West Waterfront Walkway Extension and Sawyer Park Improvements:


A project in Sturgeon Bay will help the community get more in touch with its coasts. The city received a grant to build a walkway that goes through Sawyer Park and under the Oregon Street Bridge to meet up with the walkway near the Door County Maritime Museum.

The project will also add historic markers that explain the history of the Coast Guard and navigation issues, as well as build a meeting area with benches and more parking in Sawyer Park. The grant will also help fix drainage issues at the park.

“We’re trying to make Sawyer Park more user friendly,” said Marty Olejniczak, Sturgeon Bay community development director. “There’s not a whole lot of reason to go down there unless you’re a Coast Guard aficionado and want to get close to the boat.”

Olejniczak said the project design still has to be approved by the Parks and Recreation board and the City Council, and he is waiting on comments from the Coast Guard and fishing tournament organizers.

Mink River Estuary Groundwater Flow Model:


The Mink River estuary is a unique place, even among the numerous land preserves in Door County. The estuary is a wetland where water from the Mink River mixes with Lake Michigan, and it provides a habitat for numerous plants and animals, including some endangered species.

A grant was awarded to the University of Wisconsin-Extension to study the groundwater that flows into the estuary.

Maureen Muldoon, associate professor of geology at University of Wisconsin – Oshkosh, is working on the project. She said to think of the estuary like a hose filling a swimming pool. You can’t protect the pool without protecting the water that’s filling it up.

“You need to think about where that water is coming from,” Muldoon said.

The flow model will help determine where the groundwater comes from, how quickly it flows and what it flows through.

Peninsula State Park Water Use Audit:


Visitors to Peninsula State Park last July used 976,982 gallons of water – almost enough to fill 1.5 Olympic swimming pools. And that’s without counting water used to keep the golf course green.

Although she insists almost a million gallons of water isn’t much considering the amount of people that visit Peninsula State Park in July, Shaili Pfeiffer is working with a team to bring that number down.
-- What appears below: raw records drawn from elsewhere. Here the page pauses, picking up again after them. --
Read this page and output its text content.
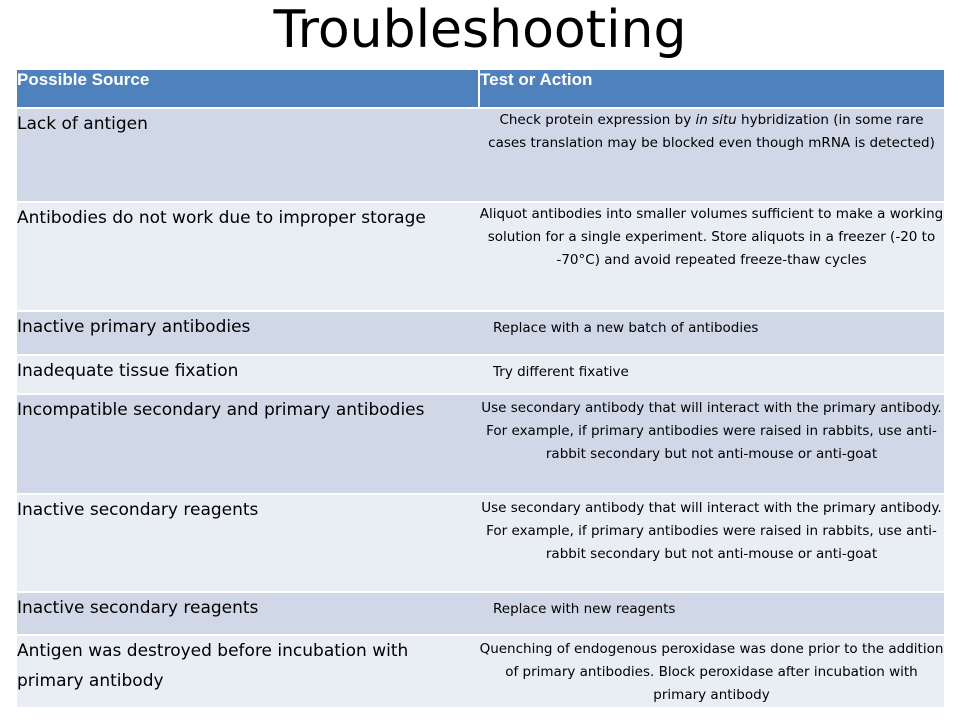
Troubleshooting
Possible Source	Test or Action
Lack of antigen	Check protein expression by in situ hybridization (in some rare cases translation may be blocked even though mRNA is detected)
Antibodies do not work due to improper storage	Aliquot antibodies into smaller volumes sufficient to make a working solution for a single experiment. Store aliquots in a freezer (-20 to -70°C) and avoid repeated freeze-thaw cycles
Inactive primary antibodies	Replace with a new batch of antibodies
Inadequate tissue fixation	Try different fixative
Incompatible secondary and primary antibodies	Use secondary antibody that will interact with the primary antibody. For example, if primary antibodies were raised in rabbits, use anti-rabbit secondary but not anti-mouse or anti-goat
Inactive secondary reagents	Use secondary antibody that will interact with the primary antibody. For example, if primary antibodies were raised in rabbits, use anti-rabbit secondary but not anti-mouse or anti-goat
Inactive secondary reagents	Replace with new reagents
Antigen was destroyed before incubation with primary antibody	Quenching of endogenous peroxidase was done prior to the addition of primary antibodies. Block peroxidase after incubation with primary antibody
The DNR won a Coastal Management grant to find ways to save water at the park.

Pfieffer expects to find that the park’s old, leaky showerheads and toilets waste a lot of water, but said replacing them is a simple and cheap fix. Auditors may find that underground pipes are leaking water too, and that would be a more expensive repair.

Beyond reducing water use at one park, Pfeiffer said the project will educate visitors about conserving water and help the DNR save water across the system.

“There’s a million people that go to the state park – and there’s over 50 state parks in Wisconsin – and this is a really good opportunity to figure out how you can reduce water use at a state park and then translate those results across the system,” Pfeiffer said.

Detroit Harbor Waterfront Master Plan:


The Town of Washington Island received funding to develop a plan for the Detroit Harbor area of the island. The town has contracted with engineering firm SmithGroupJJR to create the plan.

“They will do the outside thinking on the future, the ‘what ifs’ and what the potential could be,” said Joel Gunnlaugsson, chairman of the town of Washington Island.

Gunnlaugsson said the town will create an ad hoc committee to address the possibilities for the area, like new business development, renovations, or others.

“Anything and everything is fair game,” Gunlaugsson said.